Молодежь не утерпела, вскрикивает:
– Браво! «Домик в Коломне»! Это наше!
Эта вещь читалась Киселевым несколько раз и всегда нравилась слушателям. У него не было ложного пафоса, утрировки, как у плохих чтецов, особенно актеров. Он не читал, не декламировал, а обыкновенно простым, жизненным тоном вел беседу с выведенными в поэме персонажами и распоряжался рифмами так, что вы не замечали их, как отдельных нот и фраз в музыке, но в то же время, слагаясь в гармонии, они вызывали у вас яркий художественный образ.

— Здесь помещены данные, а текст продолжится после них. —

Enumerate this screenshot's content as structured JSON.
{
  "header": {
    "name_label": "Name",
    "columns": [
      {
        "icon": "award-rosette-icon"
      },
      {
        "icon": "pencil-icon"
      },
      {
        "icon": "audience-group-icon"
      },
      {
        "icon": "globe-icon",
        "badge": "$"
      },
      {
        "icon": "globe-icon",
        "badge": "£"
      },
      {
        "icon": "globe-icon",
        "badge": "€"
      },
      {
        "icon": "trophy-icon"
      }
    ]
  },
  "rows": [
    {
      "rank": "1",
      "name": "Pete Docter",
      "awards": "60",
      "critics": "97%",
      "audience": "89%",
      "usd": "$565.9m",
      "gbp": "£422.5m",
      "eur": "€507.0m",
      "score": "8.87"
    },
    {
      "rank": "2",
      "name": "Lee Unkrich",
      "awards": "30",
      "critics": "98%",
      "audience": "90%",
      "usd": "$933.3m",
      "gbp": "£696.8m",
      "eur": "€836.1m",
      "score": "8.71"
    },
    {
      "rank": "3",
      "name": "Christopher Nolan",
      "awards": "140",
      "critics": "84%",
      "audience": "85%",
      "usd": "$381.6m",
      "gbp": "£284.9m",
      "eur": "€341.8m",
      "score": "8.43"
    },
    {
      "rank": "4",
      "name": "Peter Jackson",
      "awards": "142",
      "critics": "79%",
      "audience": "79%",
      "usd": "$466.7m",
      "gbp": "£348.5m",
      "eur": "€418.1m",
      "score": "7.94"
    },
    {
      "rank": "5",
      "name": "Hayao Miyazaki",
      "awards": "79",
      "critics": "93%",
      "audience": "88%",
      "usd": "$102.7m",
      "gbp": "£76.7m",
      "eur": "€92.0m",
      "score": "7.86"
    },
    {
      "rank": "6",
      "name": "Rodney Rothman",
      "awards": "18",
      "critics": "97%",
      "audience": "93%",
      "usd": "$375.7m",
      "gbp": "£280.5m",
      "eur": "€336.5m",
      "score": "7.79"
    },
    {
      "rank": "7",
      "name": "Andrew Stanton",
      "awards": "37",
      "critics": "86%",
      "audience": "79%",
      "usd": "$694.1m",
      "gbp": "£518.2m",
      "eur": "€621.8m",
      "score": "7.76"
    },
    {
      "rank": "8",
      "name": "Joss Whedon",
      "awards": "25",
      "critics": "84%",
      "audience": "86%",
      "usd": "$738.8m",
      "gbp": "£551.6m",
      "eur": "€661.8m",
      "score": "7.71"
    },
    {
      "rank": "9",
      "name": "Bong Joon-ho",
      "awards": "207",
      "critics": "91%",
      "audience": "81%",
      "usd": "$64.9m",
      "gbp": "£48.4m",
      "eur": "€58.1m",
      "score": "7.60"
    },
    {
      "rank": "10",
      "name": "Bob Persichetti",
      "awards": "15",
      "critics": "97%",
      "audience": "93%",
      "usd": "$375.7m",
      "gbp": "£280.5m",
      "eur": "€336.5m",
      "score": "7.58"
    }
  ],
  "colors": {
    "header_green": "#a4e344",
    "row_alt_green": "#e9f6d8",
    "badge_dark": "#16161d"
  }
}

Незаметно он втягивал вас в свой разговор и в общую беседу, делал вас соучастником переживаний автора, его персонажей.
Легкий жанр и изящная игривая форма «Домика в Коломне» особенно отвечали характеру Киселева.
Ну, женские и мужеские слоги!
Благословясь, попробуем: слушай!
Ровняйтеся, вытягивайте ноги
И по три в ряд в октаву заезжай!
– продолжал Киселев тоном фельдфебеля с оттенком солдатского приказа. А потом ласково, нежно убеждал девочку-резвушку:
Усядься, муза; ручки в рукава,
Под лавку ножки! не вертись, резвушка!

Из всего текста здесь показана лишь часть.